Monday, 19 December 2011

Design Production for Digital//Top 10//Library Resources.


Searching for other types of secondary resource imagery, I decided to visit my local library to find out more information on penguins. Sadly, living in a small town, the library was less than brimming with literature, but I managed to source two great finds for both visual imagery and factual information:

- LIFE
- PLANET EARTH: the photographs

(Images featured below)

Of course, the content and context of these books are for a more mature, sophisticated adult audience- someone that perhaps would have seen the original televised documentaries (as narrated and presented by David Attenborough) and wanted to find out a little more about specific areas, or to relive the documentary as a whole. The images featured below (photographed from the book) are some of my key finds, and helpful information/images to relate to my chosen 'penguin' subject matter/theme.

LIFE
By Martha Holmes & Michael Gunton


- "A chinstrap revealing wings adapted as flippers and plumage designed for a life in a cold sea. It's feathers are tightly packed and overlapping, providing a waterproof layer over downy undershafts that trap air for insulation."


- "A chinstrap delivering krill to one of it's fast-growing pair of chicks. To gather enough for the chicks to fledge before the Antarctic freeze requires a huge amount of effort by both parents."


- "The chinstrap colony on the caldera rim at Baily Head on Deception Island. Volcanic heat makes it the ideal snow-free nest site for an early start to breeding, but the climb to the top is a test of endurance."

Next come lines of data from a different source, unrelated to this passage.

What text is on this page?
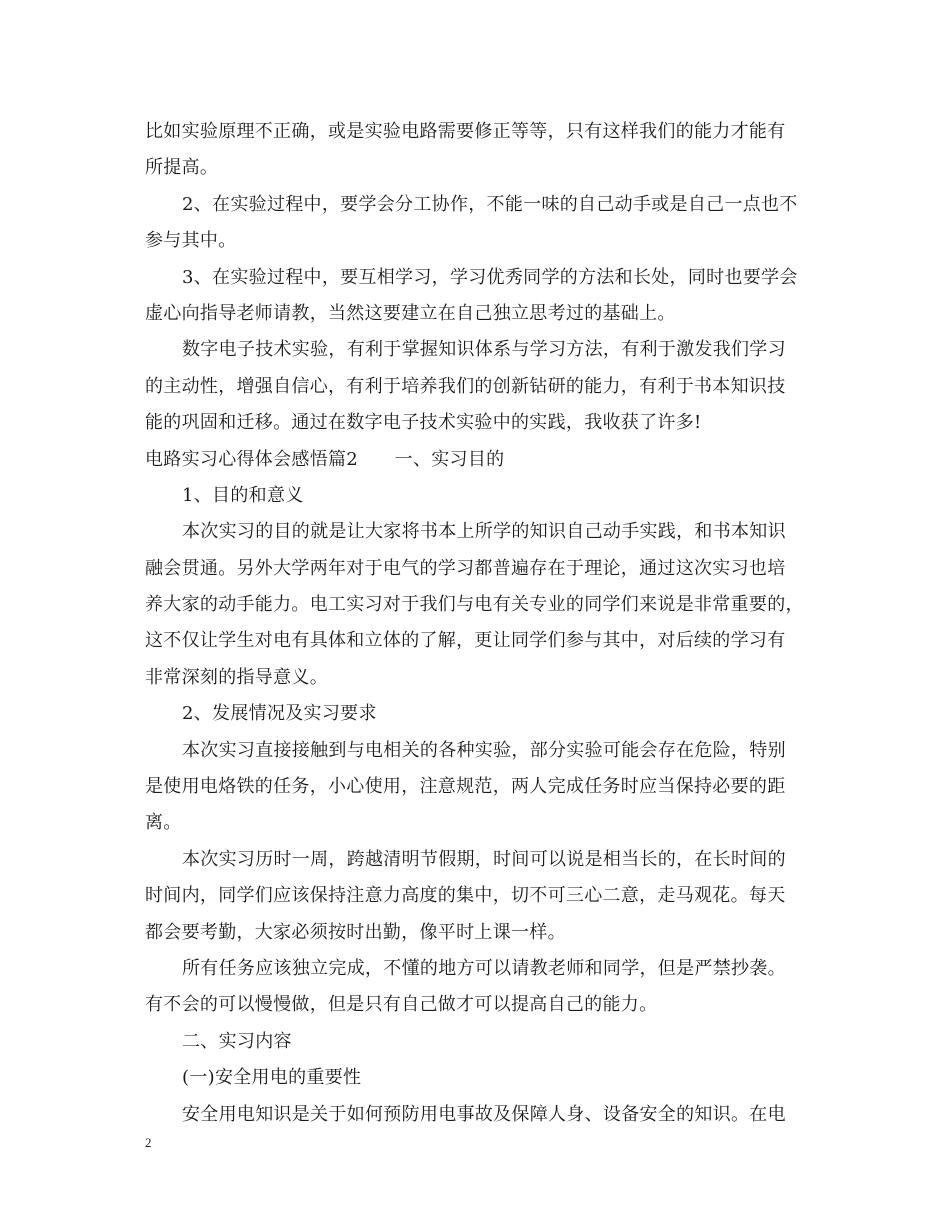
比如实验原理不正确，或是实验电路需要修正等等，只有这样我们的能力才能有
所提高。
2、在实验过程中，要学会分工协作，不能一味的自己动手或是自己一点也不
参与其中。
3、在实验过程中，要互相学习，学习优秀同学的方法和长处，同时也要学会
虚心向指导老师请教，当然这要建立在自己独立思考过的基础上。
数字电子技术实验，有利于掌握知识体系与学习方法，有利于激发我们学习
的主动性，增强自信心，有利于培养我们的创新钻研的能力，有利于书本知识技
能的巩固和迁移。通过在数字电子技术实验中的实践，我收获了许多!
电路实习心得体会感悟篇2　　一、实习目的
1、目的和意义
本次实习的目的就是让大家将书本上所学的知识自己动手实践，和书本知识
融会贯通。另外大学两年对于电气的学习都普遍存在于理论，通过这次实习也培
养大家的动手能力。电工实习对于我们与电有关专业的同学们来说是非常重要的，
这不仅让学生对电有具体和立体的了解，更让同学们参与其中，对后续的学习有
非常深刻的指导意义。
2、发展情况及实习要求
本次实习直接接触到与电相关的各种实验，部分实验可能会存在危险，特别
是使用电烙铁的任务，小心使用，注意规范，两人完成任务时应当保持必要的距
离。
本次实习历时一周，跨越清明节假期，时间可以说是相当长的，在长时间的
时间内，同学们应该保持注意力高度的集中，切不可三心二意，走马观花。每天
都会要考勤，大家必须按时出勤，像平时上课一样。
所有任务应该独立完成，不懂的地方可以请教老师和同学，但是严禁抄袭。
有不会的可以慢慢做，但是只有自己做才可以提高自己的能力。
二、实习内容
(一)安全用电的重要性
安全用电知识是关于如何预防用电事故及保障人身、设备安全的知识。在电
2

- "Preparing for the plunge. The chinstraps have reason to be wary. To get to their offshore feeding grounds, they must run a gauntlet of leopard seals, which will pick of adults, but especially inexperienced adolescents."


- "Taking the plunge, Chinstraps have the greatest chance of escaping predators when they swim under the water rather than scramble through broken ice. An experienced adult can outswim a leopard seal."


- "A leopard seal toying with a young chinstrap, making the most of easy pickings on the edge of the colony."

- "Young chinstraps about to take the plunge."

- "A youngster attempting to struggle over brash ice rather than under it- a fatal move if a leopard seal is nearby."


- "A leopard seal playing with it's prey for just a few minutes before the kill."


PLANET EARTH: the photographs


- "EMPEROR HUDDLE//Shafts of spring sunlight touch a huddle of emperor penguins. Male emperors survive up to four months of winter by huddling- shuffling position so everyone gets a turn in the middle. The Planet Earth team overwintered with them to get shots of their ordeal."


- "SOUTHERN LIGHTS, MIDWINTER//Male emperors huddle beneath a shimmering curtain of light. The aurora australis is caused by electrons from the sun breaking through the Earth's magnetic field, which is weak at the poles, and clashing with atoms in the upper atmosphere."


- "ADELIE TAKE OFF//Adelies gather at the ice edge before taking the plunge, aware that a leopard seal may lurk below. One of the only four species of penguin that regularly breed on the Antarctic continent, it depends on the abundance of the shrimp-like krill, as do so many other Antarctic animals."


- "It's got much milder in the Antarctic peninsula. Glaciers have retreated, it's greener, and some of the penguins are changing their behaviour"//ALISTAIR FOTHERGILL."


- "EMPEROR AT THE ICE EDGE//A 'jade' iceberg provides a backdrop for an emperor. Green ice originates from the base of icebergs where enormous pressure over time forces out the air bubbles (which make ice appear white) and turn it a vibrant green.


- "DEATH OF A KING//A bull fur seal chases down a king penguin. Only on the remote sub- antarctic island of Marion have fur seals learnt to prey on king penguins by ambushing them in the surf".